Die größte Herausforderung stellen für Lila und ihre Eltern jedoch die wiederholten Überschwemmungen dar. Sie beschädigten schon häufiger das Haus der Familie und hindern Lilas Vater immer wieder daran, seiner Arbeit nachzugehen – und etwas zu verdienen. „Bei der letzten Flut wurde unsere Toilette weggerissen. Ich musste die Toilette unserer Nachbarn benutzen – das gefiel denen aber gar nicht. Ich habe mich sehr unwohl gefühlt. Das ist eine echte Herausforderung für ein heranwachsendes Mädchen wie mich“, erzählt Lila.
Obwohl Lila direkt vom Klimawandel in Bangladesch betroffen ist, hatte sie bis vor Kurzem noch nie von diesem Phänomen gehört.

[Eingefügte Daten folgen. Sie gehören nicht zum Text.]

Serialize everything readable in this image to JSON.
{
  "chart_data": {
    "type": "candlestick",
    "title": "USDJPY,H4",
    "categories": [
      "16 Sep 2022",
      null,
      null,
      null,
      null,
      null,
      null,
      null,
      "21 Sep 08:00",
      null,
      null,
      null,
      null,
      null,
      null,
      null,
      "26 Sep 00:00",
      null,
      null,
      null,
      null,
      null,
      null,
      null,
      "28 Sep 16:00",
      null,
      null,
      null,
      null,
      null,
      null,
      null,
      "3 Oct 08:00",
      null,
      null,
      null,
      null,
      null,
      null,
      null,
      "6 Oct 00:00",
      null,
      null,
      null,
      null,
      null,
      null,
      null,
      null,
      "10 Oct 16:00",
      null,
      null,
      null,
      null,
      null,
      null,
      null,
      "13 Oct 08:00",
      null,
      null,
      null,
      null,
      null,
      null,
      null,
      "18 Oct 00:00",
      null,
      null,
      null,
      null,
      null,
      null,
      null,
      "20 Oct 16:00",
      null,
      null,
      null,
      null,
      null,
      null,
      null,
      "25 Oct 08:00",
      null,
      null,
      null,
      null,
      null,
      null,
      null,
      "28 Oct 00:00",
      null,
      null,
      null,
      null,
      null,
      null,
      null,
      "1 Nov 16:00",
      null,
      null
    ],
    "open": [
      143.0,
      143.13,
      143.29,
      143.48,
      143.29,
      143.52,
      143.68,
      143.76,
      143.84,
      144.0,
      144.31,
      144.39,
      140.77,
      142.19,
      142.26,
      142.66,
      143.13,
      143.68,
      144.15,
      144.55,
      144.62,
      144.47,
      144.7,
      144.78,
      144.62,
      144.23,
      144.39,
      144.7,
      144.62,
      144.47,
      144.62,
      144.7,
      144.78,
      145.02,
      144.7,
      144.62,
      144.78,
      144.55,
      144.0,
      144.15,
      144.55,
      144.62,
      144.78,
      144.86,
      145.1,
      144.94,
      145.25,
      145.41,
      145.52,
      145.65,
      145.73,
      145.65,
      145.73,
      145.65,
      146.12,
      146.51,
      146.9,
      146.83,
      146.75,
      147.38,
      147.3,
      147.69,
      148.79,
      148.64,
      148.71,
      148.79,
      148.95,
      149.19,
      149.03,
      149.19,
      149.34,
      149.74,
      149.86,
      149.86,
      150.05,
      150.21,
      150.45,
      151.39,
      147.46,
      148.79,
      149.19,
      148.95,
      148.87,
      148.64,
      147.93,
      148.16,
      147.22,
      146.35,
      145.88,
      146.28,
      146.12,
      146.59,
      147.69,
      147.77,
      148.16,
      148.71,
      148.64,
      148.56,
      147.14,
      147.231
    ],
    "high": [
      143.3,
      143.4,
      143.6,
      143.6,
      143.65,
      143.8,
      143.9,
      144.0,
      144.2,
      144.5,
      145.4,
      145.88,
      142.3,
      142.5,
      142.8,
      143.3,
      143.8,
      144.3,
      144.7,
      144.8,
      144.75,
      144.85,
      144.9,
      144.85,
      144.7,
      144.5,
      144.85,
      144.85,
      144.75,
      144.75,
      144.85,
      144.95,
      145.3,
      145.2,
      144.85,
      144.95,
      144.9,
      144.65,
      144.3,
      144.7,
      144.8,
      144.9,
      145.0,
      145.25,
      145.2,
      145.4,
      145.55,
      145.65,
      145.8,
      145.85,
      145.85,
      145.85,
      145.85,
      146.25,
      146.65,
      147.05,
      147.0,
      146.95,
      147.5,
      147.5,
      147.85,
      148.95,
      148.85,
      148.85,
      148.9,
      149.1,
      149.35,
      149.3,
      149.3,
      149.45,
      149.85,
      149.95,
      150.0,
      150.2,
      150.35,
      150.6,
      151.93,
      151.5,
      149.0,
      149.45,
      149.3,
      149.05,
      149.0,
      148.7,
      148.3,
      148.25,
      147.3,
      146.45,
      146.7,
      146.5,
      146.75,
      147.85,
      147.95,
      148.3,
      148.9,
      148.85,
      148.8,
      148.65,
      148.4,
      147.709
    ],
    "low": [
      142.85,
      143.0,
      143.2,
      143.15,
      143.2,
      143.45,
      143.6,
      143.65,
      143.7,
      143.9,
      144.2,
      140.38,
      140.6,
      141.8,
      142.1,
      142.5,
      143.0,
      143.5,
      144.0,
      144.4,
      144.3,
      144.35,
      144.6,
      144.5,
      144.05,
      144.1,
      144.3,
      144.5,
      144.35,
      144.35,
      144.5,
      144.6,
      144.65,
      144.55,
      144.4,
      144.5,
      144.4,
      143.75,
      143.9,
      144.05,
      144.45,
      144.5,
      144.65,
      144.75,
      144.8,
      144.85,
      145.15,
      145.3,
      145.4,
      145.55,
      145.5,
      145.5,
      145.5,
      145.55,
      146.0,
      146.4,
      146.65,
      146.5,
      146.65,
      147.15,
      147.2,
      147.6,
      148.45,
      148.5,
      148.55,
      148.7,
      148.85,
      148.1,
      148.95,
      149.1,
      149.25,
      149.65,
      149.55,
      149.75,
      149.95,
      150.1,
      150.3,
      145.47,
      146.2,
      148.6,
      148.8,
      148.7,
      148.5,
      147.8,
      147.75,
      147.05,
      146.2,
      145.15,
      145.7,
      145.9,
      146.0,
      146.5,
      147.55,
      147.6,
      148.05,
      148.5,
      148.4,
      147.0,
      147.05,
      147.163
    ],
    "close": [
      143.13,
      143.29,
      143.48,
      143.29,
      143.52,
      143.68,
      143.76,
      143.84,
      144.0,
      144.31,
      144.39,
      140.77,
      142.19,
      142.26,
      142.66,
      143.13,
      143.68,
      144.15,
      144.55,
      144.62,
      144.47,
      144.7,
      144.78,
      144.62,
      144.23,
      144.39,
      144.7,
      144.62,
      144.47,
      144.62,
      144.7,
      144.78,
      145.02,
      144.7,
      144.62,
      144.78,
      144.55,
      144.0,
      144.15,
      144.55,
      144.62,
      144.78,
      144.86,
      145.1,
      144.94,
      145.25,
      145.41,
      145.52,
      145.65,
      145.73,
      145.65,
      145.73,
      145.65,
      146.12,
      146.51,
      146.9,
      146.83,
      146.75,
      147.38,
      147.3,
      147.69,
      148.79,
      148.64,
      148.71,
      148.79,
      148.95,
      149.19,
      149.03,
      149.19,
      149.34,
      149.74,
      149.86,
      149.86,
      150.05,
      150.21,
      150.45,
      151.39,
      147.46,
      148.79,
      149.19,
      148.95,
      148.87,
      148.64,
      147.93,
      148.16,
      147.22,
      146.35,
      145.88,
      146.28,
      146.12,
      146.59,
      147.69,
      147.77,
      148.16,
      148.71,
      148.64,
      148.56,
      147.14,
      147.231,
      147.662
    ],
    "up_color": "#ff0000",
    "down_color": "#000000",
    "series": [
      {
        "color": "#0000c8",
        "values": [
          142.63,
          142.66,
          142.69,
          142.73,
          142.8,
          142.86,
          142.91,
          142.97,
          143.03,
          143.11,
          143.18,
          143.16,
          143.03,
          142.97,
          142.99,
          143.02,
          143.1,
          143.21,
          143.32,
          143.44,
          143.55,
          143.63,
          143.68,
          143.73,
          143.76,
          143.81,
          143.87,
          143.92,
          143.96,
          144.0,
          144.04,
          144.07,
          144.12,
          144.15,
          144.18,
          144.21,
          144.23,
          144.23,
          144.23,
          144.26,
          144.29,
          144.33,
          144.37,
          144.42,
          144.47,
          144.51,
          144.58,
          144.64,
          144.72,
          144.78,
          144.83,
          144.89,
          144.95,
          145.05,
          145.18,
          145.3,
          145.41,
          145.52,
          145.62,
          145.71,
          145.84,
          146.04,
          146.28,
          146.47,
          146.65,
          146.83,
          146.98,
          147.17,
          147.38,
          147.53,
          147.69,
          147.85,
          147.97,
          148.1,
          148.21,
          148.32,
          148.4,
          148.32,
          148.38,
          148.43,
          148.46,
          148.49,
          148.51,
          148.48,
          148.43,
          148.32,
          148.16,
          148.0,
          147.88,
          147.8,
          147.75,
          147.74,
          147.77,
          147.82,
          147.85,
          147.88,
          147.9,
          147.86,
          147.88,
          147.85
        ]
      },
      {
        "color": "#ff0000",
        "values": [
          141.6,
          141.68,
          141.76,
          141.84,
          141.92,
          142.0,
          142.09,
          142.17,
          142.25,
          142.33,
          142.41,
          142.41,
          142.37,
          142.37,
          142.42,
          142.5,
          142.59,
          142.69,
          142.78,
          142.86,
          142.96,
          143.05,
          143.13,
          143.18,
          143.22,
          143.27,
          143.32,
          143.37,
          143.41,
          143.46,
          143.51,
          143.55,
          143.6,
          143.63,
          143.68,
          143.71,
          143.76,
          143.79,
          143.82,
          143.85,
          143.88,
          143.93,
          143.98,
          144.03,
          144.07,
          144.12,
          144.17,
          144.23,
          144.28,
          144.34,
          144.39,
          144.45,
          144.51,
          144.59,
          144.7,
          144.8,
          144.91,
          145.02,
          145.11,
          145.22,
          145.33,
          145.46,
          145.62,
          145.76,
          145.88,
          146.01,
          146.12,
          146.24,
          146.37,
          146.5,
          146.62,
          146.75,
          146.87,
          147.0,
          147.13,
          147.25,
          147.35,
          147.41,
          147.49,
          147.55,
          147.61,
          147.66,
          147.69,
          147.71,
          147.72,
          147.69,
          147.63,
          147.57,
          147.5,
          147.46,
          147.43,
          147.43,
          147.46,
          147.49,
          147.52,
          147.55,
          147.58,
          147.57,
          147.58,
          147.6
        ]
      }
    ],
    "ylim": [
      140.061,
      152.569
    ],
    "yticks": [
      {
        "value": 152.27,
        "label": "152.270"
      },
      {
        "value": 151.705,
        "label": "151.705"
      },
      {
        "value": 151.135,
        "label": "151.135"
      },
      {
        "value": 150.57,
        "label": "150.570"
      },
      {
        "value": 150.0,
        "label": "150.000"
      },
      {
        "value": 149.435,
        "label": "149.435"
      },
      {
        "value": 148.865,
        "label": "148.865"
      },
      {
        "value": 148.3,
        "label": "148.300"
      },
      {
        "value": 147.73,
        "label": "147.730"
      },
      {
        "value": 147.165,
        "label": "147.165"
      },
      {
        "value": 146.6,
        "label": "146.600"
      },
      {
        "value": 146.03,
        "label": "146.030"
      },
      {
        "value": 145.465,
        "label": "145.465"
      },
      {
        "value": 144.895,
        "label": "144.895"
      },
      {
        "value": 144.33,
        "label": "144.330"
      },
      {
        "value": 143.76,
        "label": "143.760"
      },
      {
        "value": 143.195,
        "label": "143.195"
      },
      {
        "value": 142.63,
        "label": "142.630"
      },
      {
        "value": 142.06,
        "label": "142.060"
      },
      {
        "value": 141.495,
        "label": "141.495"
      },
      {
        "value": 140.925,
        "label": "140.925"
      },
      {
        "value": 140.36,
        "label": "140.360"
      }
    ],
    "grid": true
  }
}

Erst als Plan International an ihrer Schule eine diesbezügliche Task-Force – eine Arbeitsgruppe – einrichtete, erfuhr sie nach und nach mehr darüber sowie von den Risiken und Folgen für die Gemeinden in Bangladesch.
Der fehlende Zugang zu Informationen war und ist generell ein Problem für Mädchen und Frauen in dem südasiatischen Land. Bei Gemeindeversammlungen sind sie oft nicht willkommen. In der Schule werden Mädchen oft zugunsten von Jungen übersehen. Sie nehmen seltener an Diskussionen oder Gruppenaktivitäten teil, die ihnen relevantes Wissen vermitteln könnten. All diese Hürden bedeuten, dass Mädchen nur wenig über wichtige Themen wissen, die ihre Gesundheit, Bildung, Rechte und Sicherheit betreffen.
In die Schul-Arbeitsgruppe wurden zur Teilnahme gezielt Mädchen wie Lila eingeladen – mit dem Ziel, Wissenslücken zu schließen, eine geschlechtergerechte Bildung sowie ein sichereres Lernumfeld für Kinder und Jugendliche zu schaffen. „Ich weiß jetzt, wie ich mich auf Katastrophen vorbereiten sowie Risiken an meiner Schule und in meiner Gemeinde mindern kann“, sagt Lila stolz. „Ich habe an der Entwicklung eines Notfallplans für meine Schule mitgewirkt und helfe anderen Menschen in meiner Gemeinde dabei, Katastrophenschutzpläne für ihre eigenen Familien zu entwickeln.“
„Ich weiß jetzt, wie ich Risiken in meiner Gemeinde mindern kann.“
Die Einrichtung von Task-Forces an bangladeschischen Schulen ist Teil eines Projekts von Plan International. Zusammen mit einem lokalen Partner soll dadurch für mehr Sicherheit der Schulkinder im Falle von Katastrophen gesorgt werden. Gemeinden und ihre Schulen sollen insgesamt besser auf Notfälle in ihrer Nachbarschaft vorbereitet sein, und zwar integrativ und gleichberechtigt. So setzte sich Lila bald nach ihrer Aufnahme in die schulische Arbeitsgruppe dafür ein, dass der Sportplatz der Schule nicht länger als Marktplatz genutzt wird. „Das hat uns Mädchen und Jungen verunsichert.“
„Ich und die anderen Kinder können ohne Angst Sport treiben.“
Auf Initiative der Task-Force wurde dieses drängende Problem nicht nur angesprochen, die Kinder legten infolgedessen auch einen Schulentwicklungsplan vor, der den Bau einer Grenzmauer vorsah. Sie warben aktiv für diese bauliche Maßnahme, sodass Plan International die Schule schließlich bei der Umsetzung unterstützte. Jetzt können sich die Kinder über ein sicheres Lernumfeld freuen: „Ich und die anderen Kinder können ohne Angst Sport treiben“, erzählt Lila. Die 14-Jährige nimmt bei sich selbst ein gewachsenes Selbstvertrauen wahr – und das kommt ihr auch und gerade beim Fußballspielen zugute.
Marc Tornow hat Bangladesch mehrfach bereist und die Geschichte von Lila mit Material aus dem örtlichen Plan-Büro aufgeschrieben.